В сумерках Бестужев плывет на лодочке вниз по Шилке Крутые скалы, как фантастические великаны, то и дело преграждают путь. Шорох льдин, журчание струй у камней время от времени покрываются посвистом крыльев и кряканьем утиных стай. Тайга полна звуков — токованьем глухарей, тревожным уханьем сов, рявканьем гуранов.

Бестужев правит веслом, обходя торчащую корягу, подводный камень или засорявшую льдину. Течение быстрое, зазеваешься — пропорешь борт оморочки и окажешься в ледяной воде. Увидев перед собой бурун воды, он подумал, что это топляк, и оттолкнулся, но весло скользнуло о панцирь длинной белуги.

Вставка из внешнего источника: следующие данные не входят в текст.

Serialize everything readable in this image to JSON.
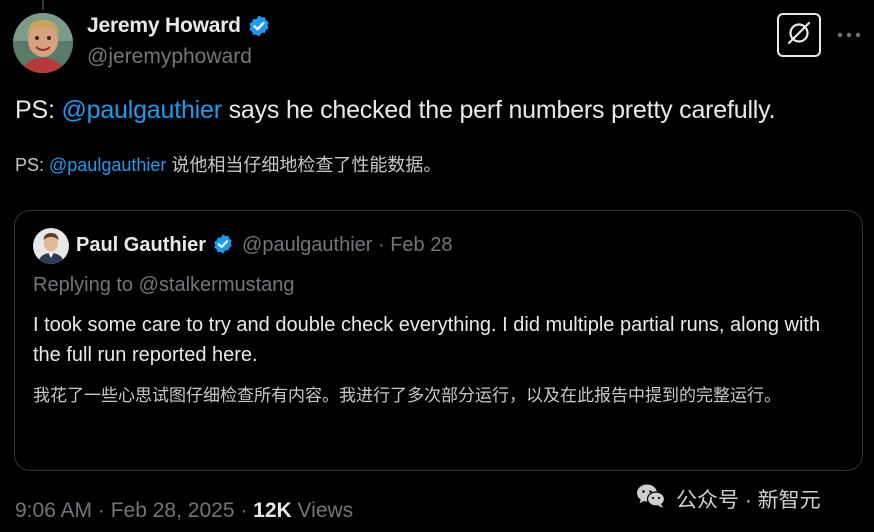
{
  "author": {
    "display_name": "Jeremy Howard",
    "handle": "@jeremyphoward"
  },
  "post": {
    "prefix": "PS: ",
    "mention": "@paulgauthier",
    "rest": " says he checked the perf numbers pretty carefully.",
    "translation_prefix": "PS: ",
    "translation_mention": "@paulgauthier",
    "translation_rest": " 说他相当仔细地检查了性能数据。"
  },
  "quote": {
    "display_name": "Paul Gauthier",
    "handle": "@paulgauthier",
    "separator": " · ",
    "date": "Feb 28",
    "replying_to": "Replying to @stalkermustang",
    "text": "I took some care to try and double check everything. I did multiple partial runs, along with the full run reported here.",
    "translation": "我花了一些心思试图仔细检查所有内容。我进行了多次部分运行，以及在此报告中提到的完整运行。"
  },
  "footer": {
    "time": "9:06 AM",
    "sep1": " · ",
    "date": "Feb 28, 2025",
    "sep2": " · ",
    "views_count": "12K",
    "views_label": " Views"
  },
  "watermark": {
    "text": "公众号 · 新智元"
  },
  "icons": {
    "verified": "verified-badge-icon",
    "grok": "grok-icon",
    "more": "more-icon",
    "wechat": "wechat-icon"
  },
  "colors": {
    "accent": "#1d9bf0",
    "background": "#000000",
    "text": "#e7e9ea",
    "muted": "#71767b"
  }
}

Ударив хвостом, она чуть не опрокинула оморочку, обдав Бестужева веером брызг. Едва успев опомниться от этой опасности, он вздрогнул от страшного рева с берега: «Ххак-хак-хак…»

Схватившись за ружье, Бестужев увидел гурана, который, испугавшись человека, мощными прыжками удалялся в глубь тайги.

Полосы едкого дыма поплыли по поверхности реки. За поворотом зловеще полыхали деревья. Выжигая прошлогоднюю траву, кто-то пустил пал, а от него загорелся лес. Какое варварство, небрежение к природе!

Вскоре открылась долина, залитая лунным светом. Почти сплошь укутанная дымом деревушка казалась сожженной, как после вражьего нашествия. Лишь купола двух церквей да крыши нескольких домов виднелись из-под слоя дыма. На берегу оказалось множество костров, горящих вдоль реки. Стук топоров, голоса, суета возле барж.

Едва Бестужев причалил к берегу, к нему подошел Иван Чурин, приказчик, который следил за строительством барж. Сообщив, что осталось достроить только пять, Чурин пригласил ужинать, но Бестужев ответил что пойдет к Кандинским.

Возле костра у балагана, покрытого лиственничной корой, один из мужиков начал протяжную песню

Как на матушке на Шилке-реке,

В забайкальском дальнем Бянкине

Срок венчаем с топором в руке,

Горя мало, но и счастья нет…


Ему начали подпевать русские бородачи, а буряты, татары, вотяки, не зная слов, задумчиво смотрели на огонь.


А вот кончим мы плоты стругать,

Поплывем к Амуру-батюшке,

Новой доли будем там искать,

Ты прости нас, Шилка-матушка…


— Хорошо поют, — говорит Бестужев. — Тут у нас столпотворение вавилонское — вотяки, вогулы, татары, буряты, русские…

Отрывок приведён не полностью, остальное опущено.